Angus MacLennan was the youngest of the ten children of John MacLennan, an early settler from Kintail Scotland. MacLennan taught at local district schools to earn money for his medical studies. He eventually graduated from the University of Pennsylvania in 1871, and practiced medicine for over 30 years in Inverness County, maintaining the practice throughout his political career.
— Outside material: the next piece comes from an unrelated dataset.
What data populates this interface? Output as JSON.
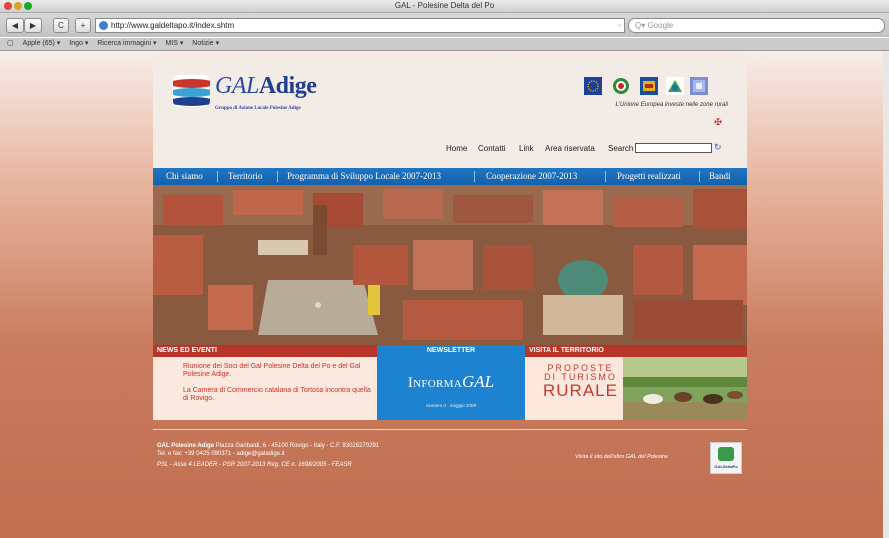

His extended family over the years now resides in Tyne Valley, Prince Edward Island and Mainland Nova Scotia.
During his time as an MP, he was instrumental in bringing the railway to the west side of Cape Breton Island, thereby spurring the growth of Inverness as a coal-exporting boom town in the first quarter of the 20th century.
MacLennan represented Inverness (as a Conservative) for one term in the Nova Scotia legislature (1882-1886).
A strong supporter of Sir Wilfrid Laurier, he was defeated in his first campaign as a Liberal in 1891, elected in the Laurier landslide of 1896, and re-elected in 1900 and 1904. He died of a stroke on August 27, 1908, in Chéticamp, Cape Breton, while campaigning for a fourth term in the 1908 federal election.
Sources
MacMillan, C.L., Memoirs of a Cape Breton Doctor, Toronto, McClelland and Stewart, 1973.